Nous avons vu que l’écriture dramatique renferme une théâtralité propre et que grâce à une série d’éléments il est possible de concevoir une mise en scène que l’on peut qualifier de virtuelle. Dans le cadre d’activités en classe de FLE, nous suggérons de tenir compte ces éléments et en particulier de focaliser le travail oral et écrit sur les parties didascaliques. Dans cette optique nous donnons ci-après un aperçu du nombre et de la diversité des didascalies aussi nommée ‘indications scéniques’.

L’étude des didascalies est un domaine de recherche assez récent qui prend en examen les textes du théâtre classique, ceux du théâtre contemporain en passant par le théâtre romantique ou le vaudeville, un genre où les indications scéniques sont souvent aussi importantes que le texte dialogué, dans la recherche des effets comiques. Du point de vue théorique, on considère que les didascalies présentent des contenus directifs qui ne sont pas prescriptifs. Effectivement selon le théâtrologue Marco De Marinis, le texte dramatique contient un certain nombre de directives (suggestions, conseils, ordres, etc.) sur la façon dont il peut être mis en scène, mais il ne prescrit jamais une seule solution spectaculaire. Toutefois, les didascalies révèlent bien un phénomène de pilotage de la part de l’auteur par des dispositifs de marquage ou d’effacement, en fonction de leur position interne ou externe aux dialogues.

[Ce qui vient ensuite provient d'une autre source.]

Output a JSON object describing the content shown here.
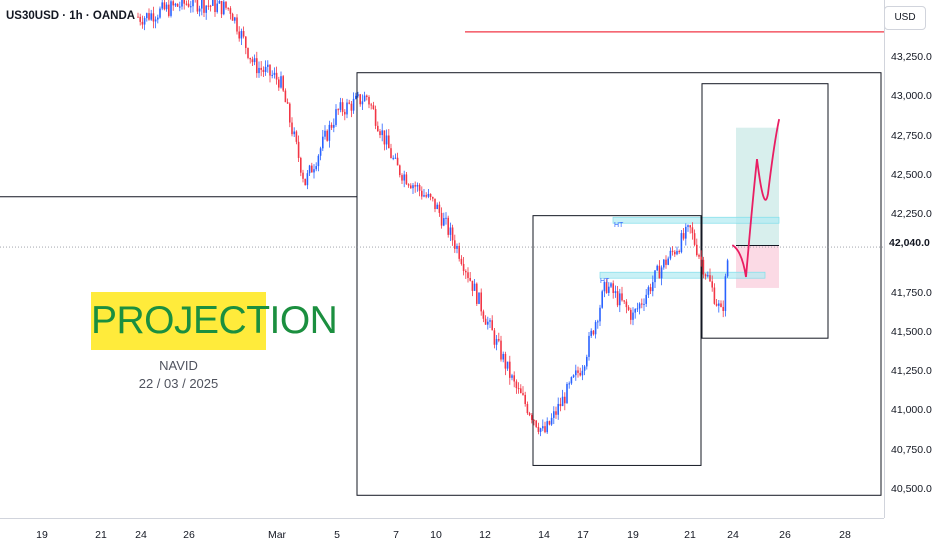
{
  "header": {
    "symbol_line": "US30USD · 1h · OANDA"
  },
  "price_axis": {
    "currency": "USD",
    "ticks": [
      "43,250.0",
      "43,000.0",
      "42,750.0",
      "42,500.0",
      "42,250.0",
      "42,040.0",
      "41,750.0",
      "41,500.0",
      "41,250.0",
      "41,000.0",
      "40,750.0",
      "40,500.0"
    ],
    "last_price": "42,040.0"
  },
  "time_axis": {
    "ticks": [
      "19",
      "21",
      "24",
      "26",
      "Mar",
      "5",
      "7",
      "10",
      "12",
      "14",
      "17",
      "19",
      "21",
      "24",
      "26",
      "28"
    ]
  },
  "annotations": {
    "badge": "PROJECTION",
    "author": "NAVID",
    "date": "22 / 03 / 2025",
    "ht1": "HT",
    "ht2": "HT"
  },
  "colors": {
    "up_candle": "#2962ff",
    "down_candle": "#f23645",
    "resistance_line": "#f23645",
    "projection_path": "#e91e63",
    "target_zone": "#26a69a",
    "stop_zone": "#f8bbd0",
    "ht_zone": "#b2ebf2",
    "badge_background": "#ffeb3b",
    "badge_text": "#1b8f3f"
  },
  "chart_data": {
    "type": "candlestick",
    "title": "US30USD · 1h · OANDA",
    "y_unit": "USD",
    "ylim": [
      40400,
      43600
    ],
    "x_range": [
      "Feb 18",
      "Mar 28"
    ],
    "price_path_control_points": [
      {
        "t": "Feb 20",
        "price": 43650
      },
      {
        "t": "Feb 24",
        "price": 43500
      },
      {
        "t": "Feb 26",
        "price": 43600
      },
      {
        "t": "Feb 27",
        "price": 43560
      },
      {
        "t": "Feb 28",
        "price": 43200
      },
      {
        "t": "Mar 3",
        "price": 43100
      },
      {
        "t": "Mar 4",
        "price": 42450
      },
      {
        "t": "Mar 5",
        "price": 42900
      },
      {
        "t": "Mar 6",
        "price": 43000
      },
      {
        "t": "Mar 7",
        "price": 42550
      },
      {
        "t": "Mar 10",
        "price": 42300
      },
      {
        "t": "Mar 11",
        "price": 42000
      },
      {
        "t": "Mar 12",
        "price": 41600
      },
      {
        "t": "Mar 13",
        "price": 41150
      },
      {
        "t": "Mar 14",
        "price": 40850
      },
      {
        "t": "Mar 17",
        "price": 41300
      },
      {
        "t": "Mar 18",
        "price": 41800
      },
      {
        "t": "Mar 19",
        "price": 41600
      },
      {
        "t": "Mar 20",
        "price": 41900
      },
      {
        "t": "Mar 21",
        "price": 42150
      },
      {
        "t": "Mar 24",
        "price": 41600
      },
      {
        "t": "Mar 24",
        "price": 42050
      }
    ],
    "horizontal_levels": [
      {
        "name": "resistance",
        "price": 43410
      },
      {
        "name": "box1_top",
        "price": 43150
      },
      {
        "name": "left_support",
        "price": 42360
      },
      {
        "name": "box_bottom",
        "price": 40460
      }
    ],
    "projection": {
      "from_price": 42050,
      "dip_to": 41850,
      "peak_1": 42600,
      "pullback": 42380,
      "target": 42850
    },
    "grid": false,
    "legend": "none"
  }
}
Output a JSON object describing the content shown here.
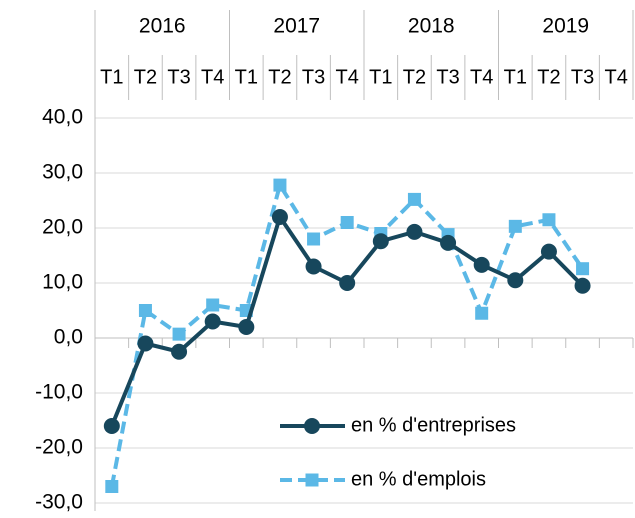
{
  "chart_data": {
    "type": "line",
    "years": [
      "2016",
      "2017",
      "2018",
      "2019"
    ],
    "categories": [
      "T1",
      "T2",
      "T3",
      "T4",
      "T1",
      "T2",
      "T3",
      "T4",
      "T1",
      "T2",
      "T3",
      "T4",
      "T1",
      "T2",
      "T3",
      "T4"
    ],
    "series": [
      {
        "name": "en % d'entreprises",
        "color": "#17475c",
        "dashed": false,
        "marker": "circle",
        "values": [
          -16,
          -1,
          -2.5,
          3,
          2,
          22,
          13,
          10,
          17.6,
          19.3,
          17.3,
          13.3,
          10.5,
          15.7,
          9.5,
          null
        ]
      },
      {
        "name": "en % d'emplois",
        "color": "#5bb8e6",
        "dashed": true,
        "marker": "square",
        "values": [
          -27,
          5,
          0.7,
          6,
          5,
          27.8,
          18,
          21,
          19,
          25.2,
          18.8,
          4.5,
          20.3,
          21.5,
          12.6,
          null
        ]
      }
    ],
    "ylim": [
      -30,
      40
    ],
    "yticks": [
      {
        "value": -30,
        "label": "-30,0"
      },
      {
        "value": -20,
        "label": "-20,0"
      },
      {
        "value": -10,
        "label": "-10,0"
      },
      {
        "value": 0,
        "label": "0,0"
      },
      {
        "value": 10,
        "label": "10,0"
      },
      {
        "value": 20,
        "label": "20,0"
      },
      {
        "value": 30,
        "label": "30,0"
      },
      {
        "value": 40,
        "label": "40,0"
      }
    ],
    "grid": true
  }
}
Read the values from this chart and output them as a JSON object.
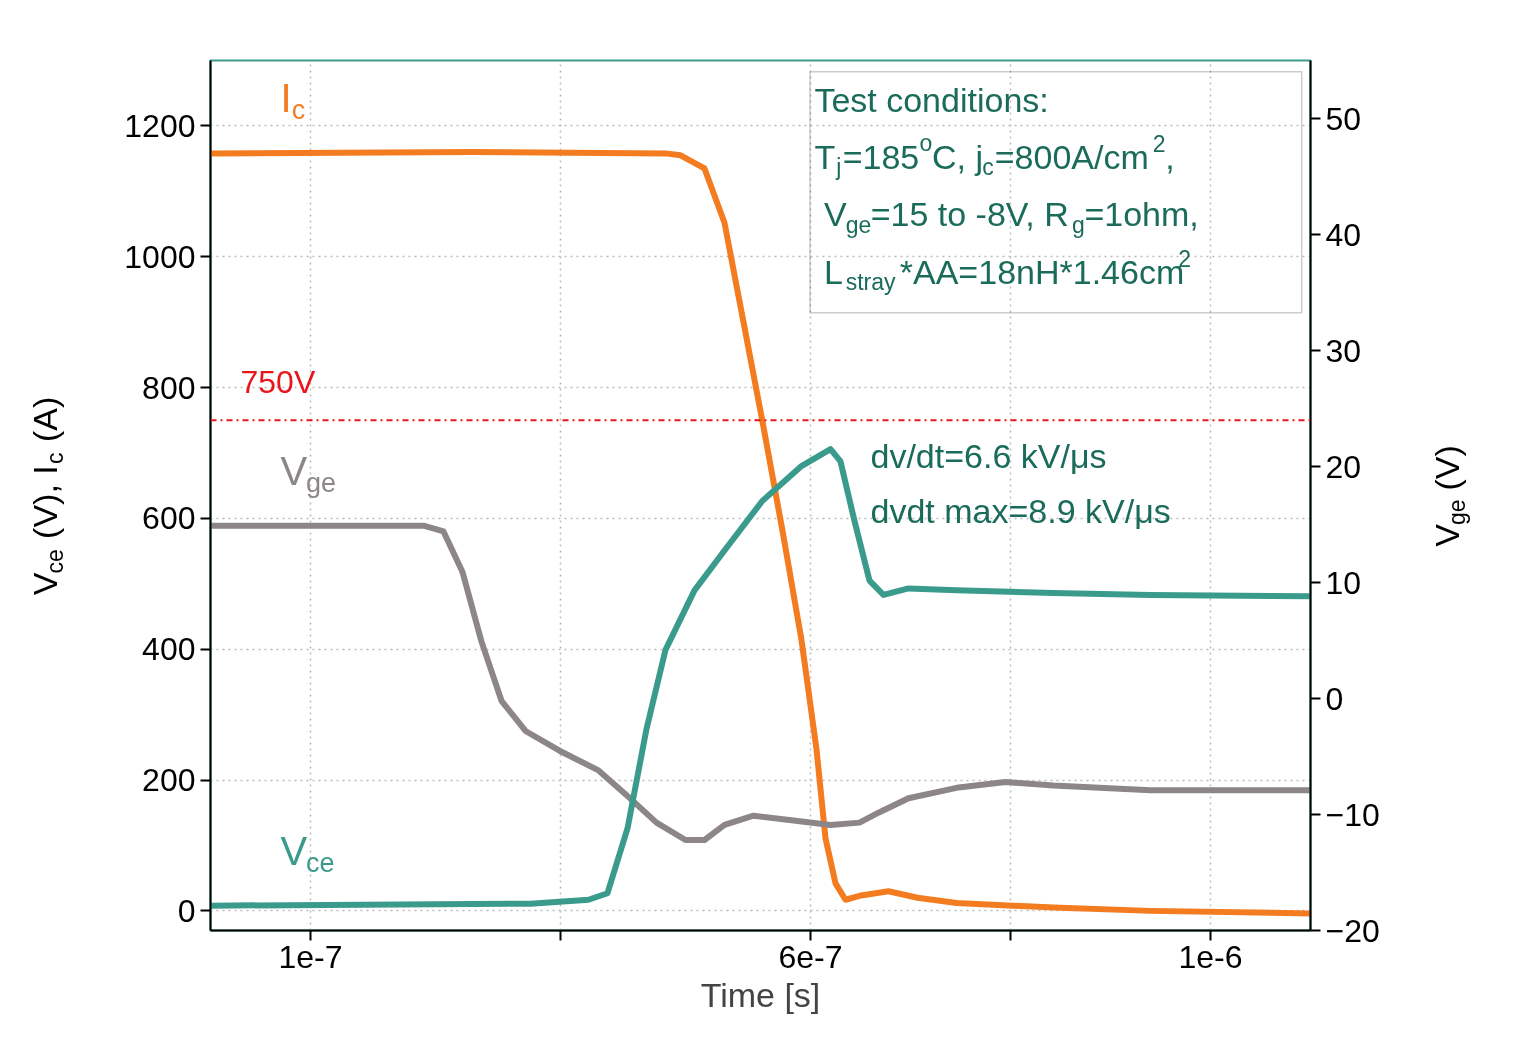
{
  "chart_data": {
    "type": "line",
    "xlabel": "Time [s]",
    "ylabel": "V$_{ce}$ (V), I$_{c}$ (A)",
    "y2label": "V$_{ge}$ (V)",
    "xlim": [
      0,
      1.1e-06
    ],
    "xticks": [
      {
        "value": 1e-07,
        "label": "1e-7"
      },
      {
        "value": 3.5e-07,
        "label": null
      },
      {
        "value": 6e-07,
        "label": "6e-7"
      },
      {
        "value": 8e-07,
        "label": null
      },
      {
        "value": 1e-06,
        "label": "1e-6"
      }
    ],
    "ylim": [
      -30,
      1300
    ],
    "yticks": [
      0,
      200,
      400,
      600,
      800,
      1000,
      1200
    ],
    "y2lim": [
      -20,
      55
    ],
    "y2ticks": [
      {
        "value": -20,
        "label": "−20"
      },
      {
        "value": -10,
        "label": "−10"
      },
      0,
      10,
      20,
      30,
      40,
      50
    ],
    "grid": true,
    "line_style": "solid",
    "series": [
      {
        "name": "I$_{c}$",
        "color": "#f47c20",
        "x": [
          0,
          2.62e-07,
          4.55e-07,
          4.7e-07,
          4.94e-07,
          5.14e-07,
          5.33e-07,
          5.52e-07,
          5.72e-07,
          5.91e-07,
          6.06e-07,
          6.15e-07,
          6.25e-07,
          6.35e-07,
          6.49e-07,
          6.78e-07,
          7.07e-07,
          7.46e-07,
          8.43e-07,
          9.4e-07,
          1.1e-06
        ],
        "values": [
          1158,
          1160,
          1158,
          1155,
          1135,
          1052,
          900,
          748,
          581,
          414,
          247,
          111,
          42,
          17,
          23,
          30,
          20,
          12,
          5,
          0,
          -4
        ]
      },
      {
        "name": "V$_{ge}$",
        "color": "#8c8688",
        "axis": "y2",
        "x": [
          0,
          2.13e-07,
          2.33e-07,
          2.52e-07,
          2.71e-07,
          2.91e-07,
          3.15e-07,
          3.49e-07,
          3.88e-07,
          4.17e-07,
          4.46e-07,
          4.75e-07,
          4.94e-07,
          5.14e-07,
          5.43e-07,
          5.81e-07,
          6.2e-07,
          6.49e-07,
          6.69e-07,
          6.98e-07,
          7.46e-07,
          7.95e-07,
          8.43e-07,
          9.4e-07,
          1.1e-06
        ],
        "values": [
          14.9,
          14.9,
          14.4,
          10.9,
          4.9,
          -0.2,
          -2.8,
          -4.5,
          -6.2,
          -8.4,
          -10.7,
          -12.2,
          -12.2,
          -10.9,
          -10.1,
          -10.5,
          -10.9,
          -10.7,
          -9.8,
          -8.6,
          -7.7,
          -7.2,
          -7.5,
          -7.9,
          -7.9
        ]
      },
      {
        "name": "V$_{ce}$",
        "color": "#3a9a8c",
        "x": [
          0,
          3.2e-07,
          3.78e-07,
          3.97e-07,
          4.17e-07,
          4.36e-07,
          4.55e-07,
          4.84e-07,
          5.14e-07,
          5.52e-07,
          5.91e-07,
          6.2e-07,
          6.3e-07,
          6.44e-07,
          6.59e-07,
          6.73e-07,
          6.98e-07,
          7.46e-07,
          8.43e-07,
          9.4e-07,
          1.1e-06
        ],
        "values": [
          8,
          11,
          17,
          27,
          126,
          278,
          399,
          490,
          551,
          627,
          680,
          706,
          687,
          596,
          505,
          483,
          493,
          490,
          486,
          483,
          481
        ]
      }
    ],
    "ref_lines": [
      {
        "axis": "y",
        "value": 750,
        "label": "750V",
        "color": "#e8161b",
        "line_style": "dashdot"
      }
    ],
    "annotations": [
      "Test conditions:",
      "T$_{j}$=185$^{o}$C,  j$_{c}$=800A/cm$^{2}$,",
      " V$_{ge}$=15 to -8V, R$_{g}$=1ohm,",
      " L$_{stray}$*AA=18nH*1.46cm$^{2}$",
      "dv/dt=6.6 kV/μs",
      "dvdt max=8.9 kV/μs"
    ]
  }
}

Dans le cas de didascalies internes, l’auteur fait entendre sa voix filtrée dans le discours des personnages, par exemple, le personnage dit qu’il va sortir et joignant le geste à la parole il quitte la scène ; dans le cas de didascalies externes, l’auteur indiquera explicitement à la fin de la réplique : Il sort. A travers les didascalies l’auteur s’adresse à deux destinateurs modèles : au lecteur pour le guider dans la création du monde diégétique, il tend parfois à lui faciliter la lecture des répliques en adoptant une coloration plus narrative ; au praticien auquel il suggère une interprétation scénique au moyen d’un métatexte qui « surdétermine le texte des comédiens et a priorité sur lui » (Pavis 1996 : 173) suivant une volonté directive de type instructionnel.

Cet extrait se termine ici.